Chronique : Du coup, les médias deviennent des négationnistes du scandale

Les médias fustigent les « négationnistes des élections », mais lorsqu’il s’agit des Bidens, ils sonnent comme des négationnistes du scandale. Soudain, les pom-pom girls et les champions des audiences en direct aux heures de grande écoute du panel choisi par Pelosi le 6 janvier grondent les républicains qu’ils ne devraient pas perdre le temps et l’argent de tout le monde avec des audiences sur les scandales de Biden.

Il y a quatre ans, Axios vantait “Liste des succès démocrates : Au moins 85 cibles d’enquête Trump”. Politico a publié un article intitulé “Comment inonder l’administration Trump d’enquêtes”.

Maintenant, Axios avertit que «les républicains du district de Biden écartent les discussions sur la destitution». Politico freine également: “La dernière victime de la soirée électorale de House GOP: la destitution.”

Oubliez les impeachments de vengeance. Que diriez-vous d’audiences simples? L’Associated Press a publié un article avec le titre “House GOP pousse l’enquête de Hunter Biden malgré une faible majorité”.

Quelqu’un se souvient-il d’un article intitulé “Les démocrates de la Chambre poussent l’enquête du 6 janvier malgré une faible majorité” ? Les démocrates sont toujours justifiés, selon leurs publicistes associés.

La journaliste de l’AP Colleen Long a aligné les démocrates et les républicains nerveux pour sonner l’alarme que le GOP est destiné à exagérer cette chose de surveillance.

L’analyste juridique Jonathan Turley a souligné cette ligne de l’AP : “Joe Biden a déclaré qu’il n’avait jamais parlé à son fils de ses affaires à l’étranger, et rien des républicains n’a avancé ne suggère le contraire.” Cela ne ressemble-t-il pas à des démocrates en colère qui battent leurs claviers ?

L’AP a ensuite révisé cette ligne: “Joe Biden a déclaré qu’il n’avait jamais parlé à son fils de ses affaires à l’étranger, et rien n’indique que l’enquête fédérale implique le président.” Ahem – l’accusation est que Hunter a utilisé l’influence de son père pour gagner de l’argent. Cela implique le président.

AP se décrit comme “une organisation de presse mondiale indépendante dédiée aux reportages factuels”. Mauvais. C’est une organisation démocrate qui se consacre à l’éditorialisation de gauche.

L’affirmation de Biden selon laquelle “je n’ai jamais parlé à mon fils de ses relations commerciales à l’étranger” est absurde. L’ordinateur portable de Hunter a prouvé que Joe Biden mentait à plusieurs reprises. Il y a des courriels et des photos démontrant la coordination entre Hunter, Joe et les clients de Hunter. C’est comme si Trump disait qu’il n’avait jamais rencontré Stormy Daniels alors que tout le monde pouvait voir les photographies de la hanche à la hanche.

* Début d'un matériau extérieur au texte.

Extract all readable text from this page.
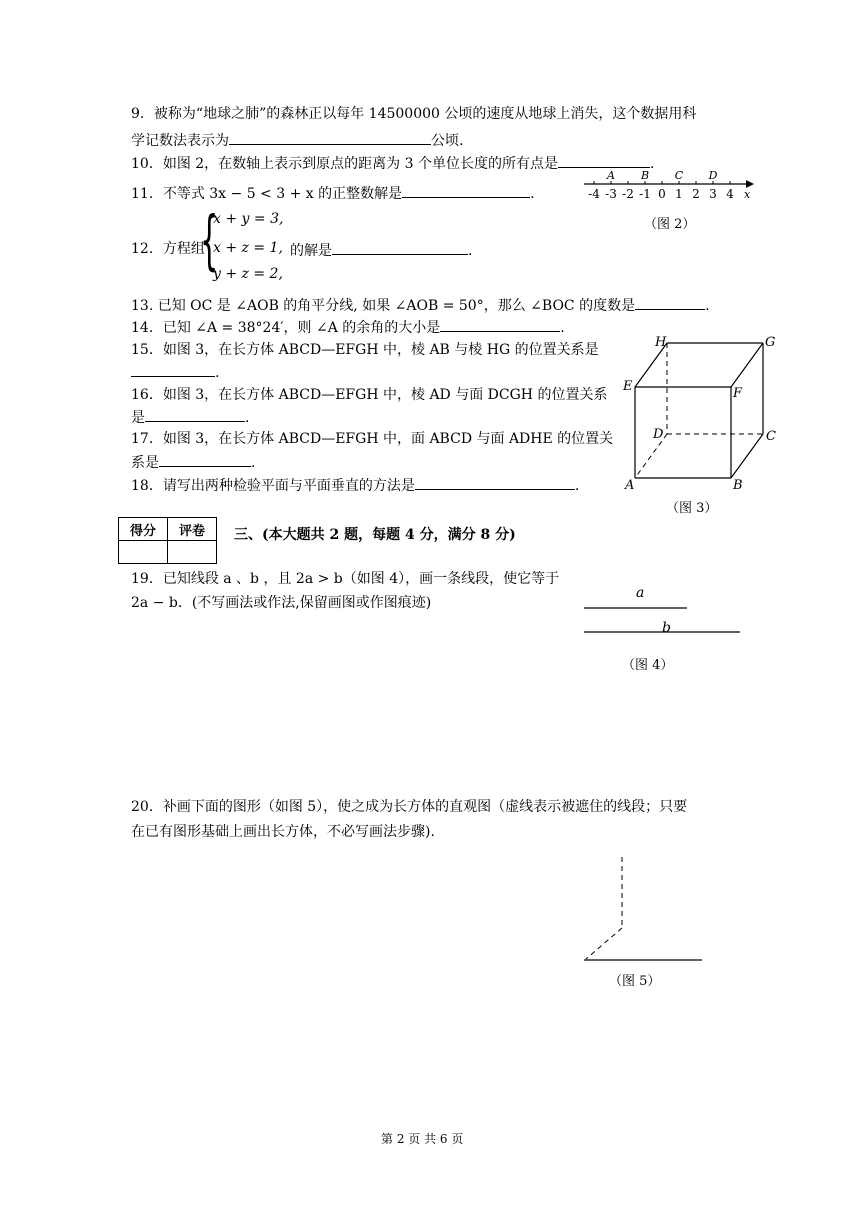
9．被称为“地球之肺”的森林正以每年 14500000 公顷的速度从地球上消失，这个数据用科
学记数法表示为	公顷.
10．如图 2，在数轴上表示到原点的距离为 3 个单位长度的所有点是	.
11．不等式 3x − 5 < 3 + x 的正整数解是	.
A B C D
-4 -3 -2 -1 0 1 2 3 4 x
（图 2）
12．方程组
{
x + y = 3,
x + z = 1,
y + z = 2,
的解是	.
13. 已知 OC 是 ∠AOB 的角平分线, 如果 ∠AOB = 50°，那么 ∠BOC 的度数是	.
14．已知 ∠A = 38°24′，则 ∠A 的余角的大小是	.
15．如图 3，在长方体 ABCD—EFGH 中，棱 AB 与棱 HG 的位置关系是
.
16．如图 3，在长方体 ABCD—EFGH 中，棱 AD 与面 DCGH 的位置关系
是	.
17．如图 3，在长方体 ABCD—EFGH 中，面 ABCD 与面 ADHE 的位置关
系是	.
18．请写出两种检验平面与平面垂直的方法是	.
H	G
E	F
D	C
A	B
（图 3）
得分	评卷
	三、(本大题共 2 题，每题 4 分，满分 8 分)
19．已知线段 a 、b ，且 2a > b（如图 4），画一条线段，使它等于
2a − b．(不写画法或作法,保留画图或作图痕迹)
a
b
（图 4）
20．补画下面的图形（如图 5），使之成为长方体的直观图（虚线表示被遮住的线段；只要
在已有图形基础上画出长方体，不必写画法步骤).
（图 5）
第 2 页 共 6 页
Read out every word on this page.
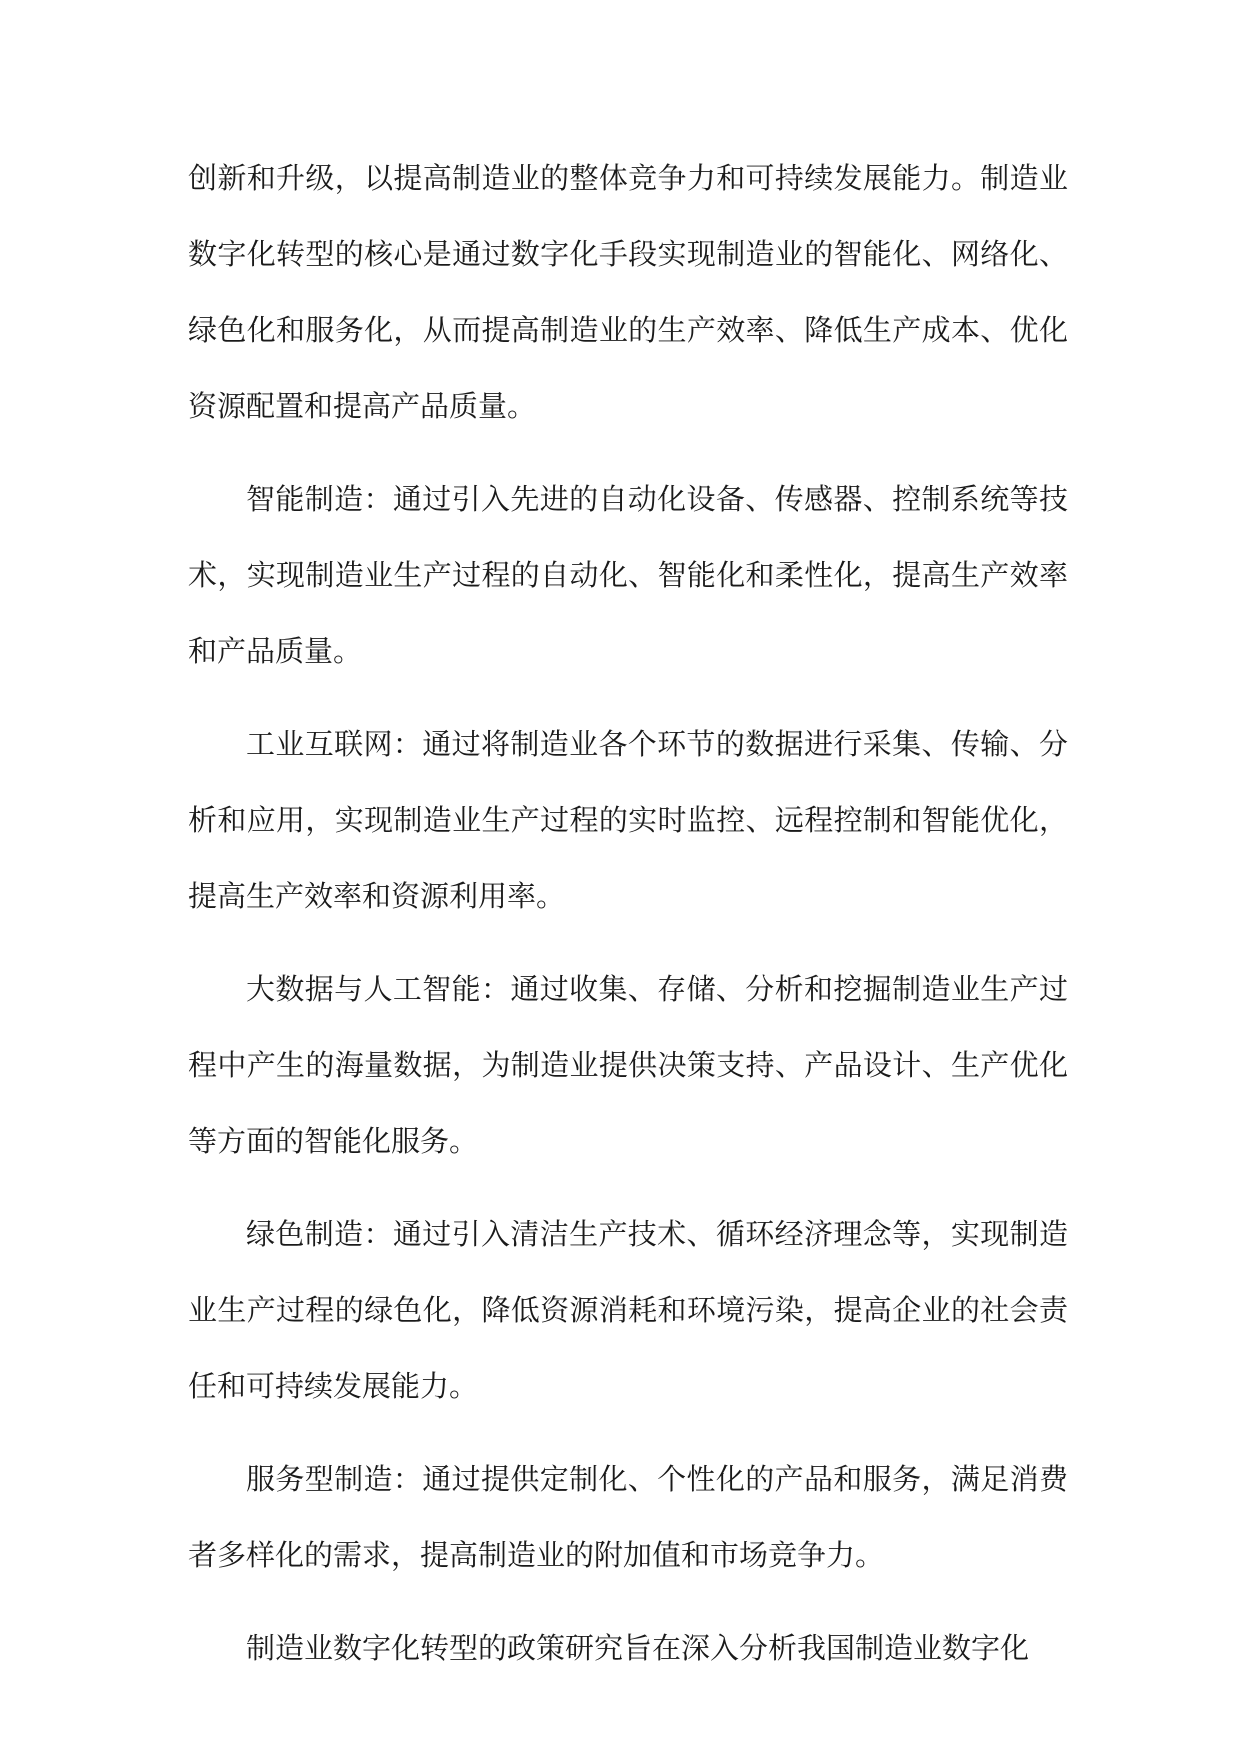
创新和升级，以提高制造业的整体竞争力和可持续发展能力。制造业数字化转型的核心是通过数字化手段实现制造业的智能化、网络化、绿色化和服务化，从而提高制造业的生产效率、降低生产成本、优化资源配置和提高产品质量。

智能制造：通过引入先进的自动化设备、传感器、控制系统等技术，实现制造业生产过程的自动化、智能化和柔性化，提高生产效率和产品质量。

工业互联网：通过将制造业各个环节的数据进行采集、传输、分析和应用，实现制造业生产过程的实时监控、远程控制和智能优化，提高生产效率和资源利用率。

大数据与人工智能：通过收集、存储、分析和挖掘制造业生产过程中产生的海量数据，为制造业提供决策支持、产品设计、生产优化等方面的智能化服务。

绿色制造：通过引入清洁生产技术、循环经济理念等，实现制造业生产过程的绿色化，降低资源消耗和环境污染，提高企业的社会责任和可持续发展能力。

服务型制造：通过提供定制化、个性化的产品和服务，满足消费者多样化的需求，提高制造业的附加值和市场竞争力。

制造业数字化转型的政策研究旨在深入分析我国制造业数字化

Ces soi-disant cyniques désagréables de la presse ne pouvaient pas être dérangés pour discuter de la perspective que le vice-président Biden s’envole pour la Chine avec son fils sur Air Force 2 sans discuter des relations commerciales prévues par Hunter pendant le voyage.

Une bande audio a fait surface où Joe a appelé Hunter au téléphone à propos d’un article de décembre 2018 dans le New York Times sur les relations de Hunter en Chine : « Hé mon pote, c’est papa. Il est 20h15 mercredi soir. Si vous en avez l’occasion, appelez-moi. Rien d’urgent. Je voulais juste te parler. J’ai trouvé que l’article publié en ligne, qui sera imprimé demain dans le Times, était bon. Je pense que vous êtes clair.

Lorsque les journalistes de la Maison Blanche Peter Doocy et Philip Wegmann ont posé des questions à ce sujet à Karine Jean-Pierre, personne d’autre ne s’est suffisamment soucié de suivre. L’heure de la sieste ?

Cela souligne le plus grand mensonge de la presse de gauche. Lorsque les républicains sont à la Maison Blanche, ils insistent sur le fait que c’est leur devoir éternellement solennel et noble de « les tenir responsables » avec des histoires de scandales énergiques. Ils n’attendent pas que les démocrates du Congrès bondissent. Ils font leur propre bond en avant – ou ils le coordonnent avec des démocrates, à peine déguisés en « hauts fonctionnaires » anonymes.

Mais lorsque les démocrates sont à la Maison Blanche, les journalistes semblent plus désireux de réprimander les républicains pour avoir fait perdre du temps à tout le monde et exigent que nous oubliions tous la responsabilité. Le devoir solennel et noble des médias devient soudainement la construction d’un périmètre défensif autour de la Maison Blanche au lieu d’enquêter dessus. Ils ne font pas les affaires du peuple. Ils font les affaires du Parti démocrate.